Many of us warned about this before Operation Iraqi Freedom was unleashed but we were dismissed as prophets of doom. While meeting with Prime Minister John Howard on 20 December 2002, we explained the delicate demography of Iraq and cautioned against further fuelling the anger of a nation already crippled by sanctions: another injustice in Iraq will be another magnet for Al Qaeda.

Those who understand what hides beneath the foliage of the ‘Arab Spring’ also warned that the uprising was hijacked by those sowing seeds for a theocracy, not a democracy. Exhibit A: al Nusra Front. Exhibit B: ISIS.

Comparing the new brand of ‘social media’ terrorists such as ISIS with al Qaeda is no longer scaremongering, as this next breed of masked men make Al Qaeda look like their elderly parents. Indeed, Al Qaeda has backed al Nusra Front over the delinquent ISIS in Syria.

Those western voices who falsely declared the democratisation of Iraq a decade ago should now be given the attention they deserve. None. Yet the US have again dispatched hundreds of ‘military advisers’, to counter ISIS in Iraq but not Syria.
They are the same ‘Arabists’ and ‘experts’ who failed to forecast the ‘Arab Spring’ and gave no warning about the recent rise of ISIS.

Those western voices have lost credibility with their amoral ‘enemy of my enemy’ compass: the Salafi jihadists attacking the Assad government are freedom fighters, our friends. But if those same mercenaries step over the border into Iraq to attack al-Malaki’s government, they are now insurgent terrorists, our enemies.

This appears to make no sense as both the Syrian and Iraqi ISIS groups ignore the border in their quest to ‘reclaim’ a Salafi caliphate. The English acronym is wrongly translated as the Islamic State of Iraq and Syria, but the last letter actually stands for Shaam, or Levant, an axis that includes Lebanon, Israel, Jordan and Palestine. Hence, their Arabic name is pronounced D-A-E-SH. The car bombings that rocked Beirut last week, attributed to Daesh, confirm that their Shaam extends way beyond Syria into all of the Levant. This week, their self-declared caliph Abu Bakr al-Baghdadi declared that the ‘Islamic State’ is ‘breaking the borders’ and will conquer the ‘world of Allah the Highest.’

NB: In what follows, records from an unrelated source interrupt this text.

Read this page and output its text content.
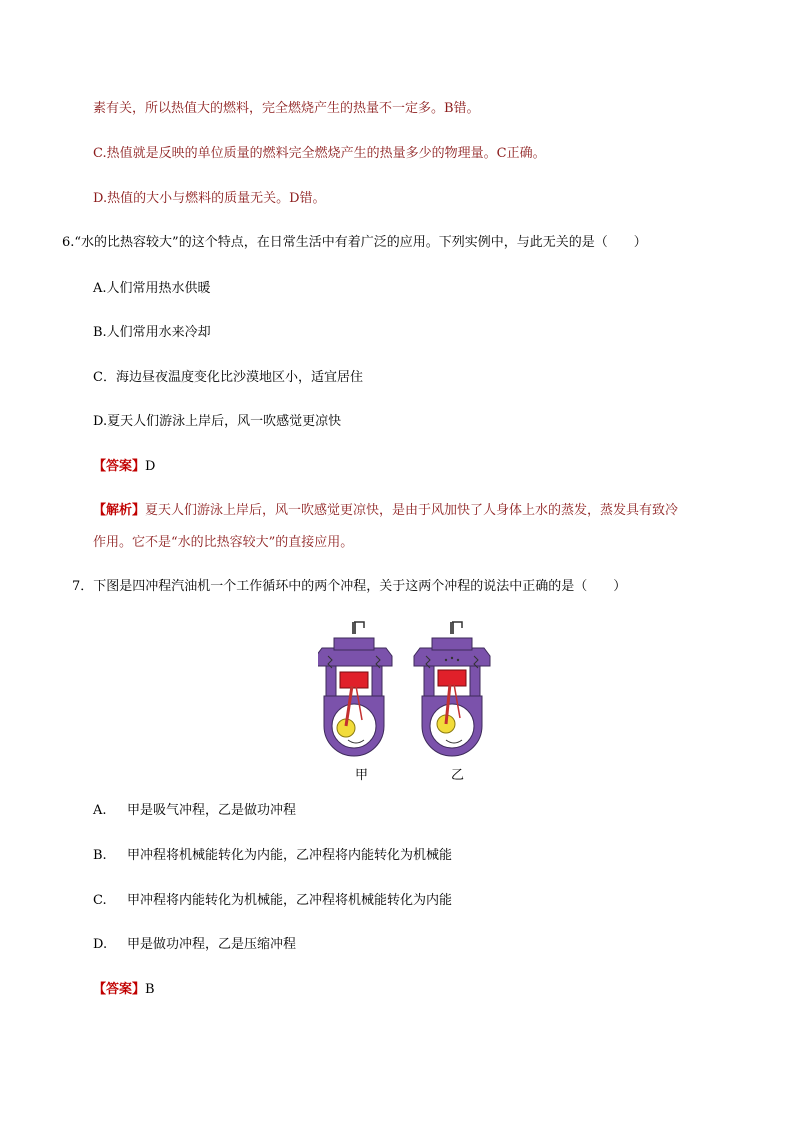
素有关，所以热值大的燃料，完全燃烧产生的热量不一定多。B错。
C.热值就是反映的单位质量的燃料完全燃烧产生的热量多少的物理量。C正确。
D.热值的大小与燃料的质量无关。D错。
6.“水的比热容较大”的这个特点，在日常生活中有着广泛的应用。下列实例中，与此无关的是（　　）
A.人们常用热水供暖
B.人们常用水来冷却
C．海边昼夜温度变化比沙漠地区小，适宜居住
D.夏天人们游泳上岸后，风一吹感觉更凉快
【答案】D
【解析】夏天人们游泳上岸后，风一吹感觉更凉快，是由于风加快了人身体上水的蒸发，蒸发具有致冷
作用。它不是“水的比热容较大”的直接应用。
7．下图是四冲程汽油机一个工作循环中的两个冲程，关于这两个冲程的说法中正确的是（　　）
甲	乙
A. 甲是吸气冲程，乙是做功冲程
B. 甲冲程将机械能转化为内能，乙冲程将内能转化为机械能
C. 甲冲程将内能转化为机械能，乙冲程将机械能转化为内能
D. 甲是做功冲程，乙是压缩冲程
【答案】B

Why would western voices tolerate the Syrian branch but not the Iraqi branch?

The more credible explanation has nothing to do with Iraq or Syria or justice or democracy.

It has everything to do with the two greatest allies of the US in the region: Saudi Arabia and Israel.

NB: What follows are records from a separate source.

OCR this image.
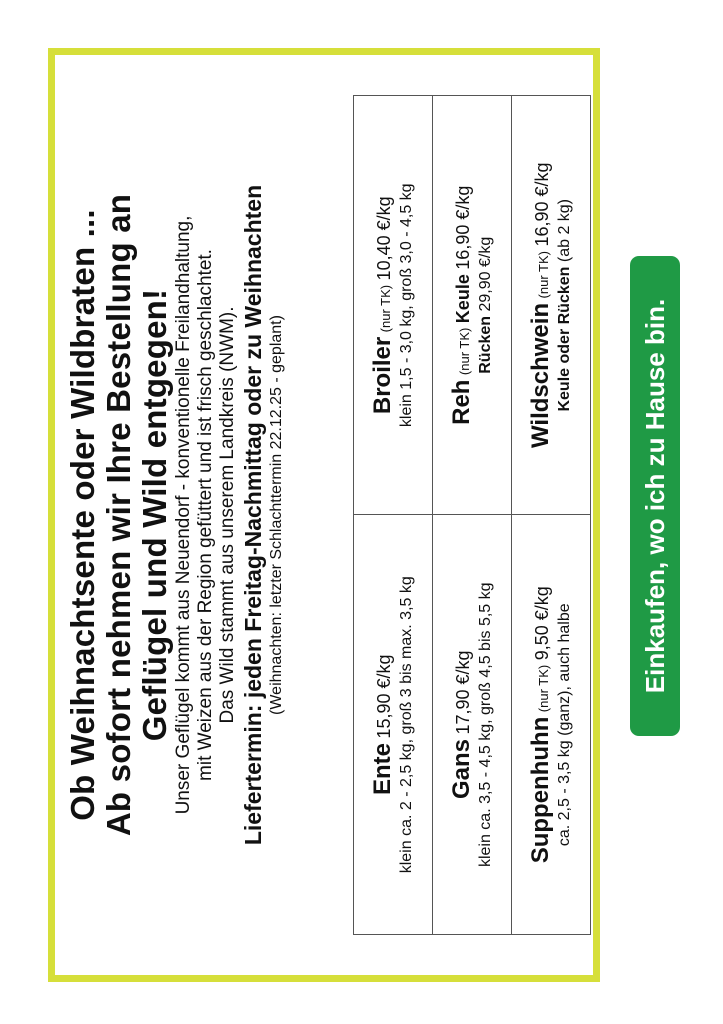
Ob Weihnachtsente oder Wildbraten ... Ab sofort nehmen wir Ihre Bestellung an Geflügel und Wild entgegen! Unser Geflügel kommt aus Neuendorf - konventionelle Freilandhaltung, mit Weizen aus der Region gefüttert und ist frisch geschlachtet. Das Wild stammt aus unserem Landkreis (NWM). Liefertermin: jeden Freitag-Nachmittag oder zu Weihnachten (Weihnachten: letzter Schlachttermin 22.12.25 - geplant)

Ente 15,90 €/kg klein ca. 2 - 2,5 kg, groß 3 bis max. 3,5 kg	Broiler (nur TK) 10,40 €/kg klein 1,5 - 3,0 kg, groß 3,0 - 4,5 kg

Gans 17,90 €/kg klein ca. 3,5 - 4,5 kg, groß 4,5 bis 5,5 kg	Reh (nur TK) Keule 16,90 €/kg
Rücken 29,90 €/kg

Suppenhuhn (nur TK) 9,50 €/kg ca. 2,5 - 3,5 kg (ganz), auch halbe	Wildschwein (nur TK) 16,90 €/kg
Keule oder Rücken (ab 2 kg)
Einkaufen, wo ich zu Hause bin.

As for Israel, so long as the Arab tribes and sects are depleting each other, this weakens them and relieves ‘the oldest democracy in the region’ from global scrutiny of Palestinian human rights.

As for Saudi Arabia and adjoining sheikdom Qatar, so long as their pipelines of oil to the US continue uninterrupted, the US will turn a blind eye to their pipelines of weapons and finances to these jihadists.

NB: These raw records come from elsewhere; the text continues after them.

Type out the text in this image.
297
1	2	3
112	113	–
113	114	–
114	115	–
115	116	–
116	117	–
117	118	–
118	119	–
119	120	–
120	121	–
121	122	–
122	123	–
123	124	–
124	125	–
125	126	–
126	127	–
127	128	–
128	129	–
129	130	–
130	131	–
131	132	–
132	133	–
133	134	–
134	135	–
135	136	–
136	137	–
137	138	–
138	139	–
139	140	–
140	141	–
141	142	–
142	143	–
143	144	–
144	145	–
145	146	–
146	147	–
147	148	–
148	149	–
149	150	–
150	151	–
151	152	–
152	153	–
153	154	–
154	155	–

Iraqi prime minister Maliki openly accused Saudi Arabia of “supporting these groups financially and morally [for] … crimes that may qualify as genocide.”

Saudi Arabia and Israel, as arch allies of the US, remain untouchable while the US criticises Syria and Iraq for lack of democracy, lack of inclusion and lack of human rights. The US foreign policy tolerates extremism, Salafism and Zionism when it suits their end game. Hence, it may be in US interests that Al Qaeda is not destroyed in order to manipulate the balance of power.

The aggressive ISIS cells thrive as they cross borders, seize weapons, steal money and cause carnage. But what happens when their ‘use by date’ expires and they approach the Israeli borders as part of their Shaam plan?

After the predictable re-election of the Syrian president, and the regaining of territory by the Syrian army, many ISIS jihadists recently crossed the border to fight a more winnable war in Iraq.

If western voices talk about what ‘we’ are going to do and who should ‘replace’ al Maliki, then ‘we’ have learnt nothing. If western voices label the fighters as Islamists and blame Islam, then we have learnt nothing. The majority of Muslim scholars preach mercy and forgiveness, not crucifixions and genocide. If the central message of Islam is reclaimed, it could be part of the solution rather than part of the problem.

As long as the US protects its Saudi oil supplies, the vital supply chain to ISIS and their ilk will continue to be oiled and the depletions will continue.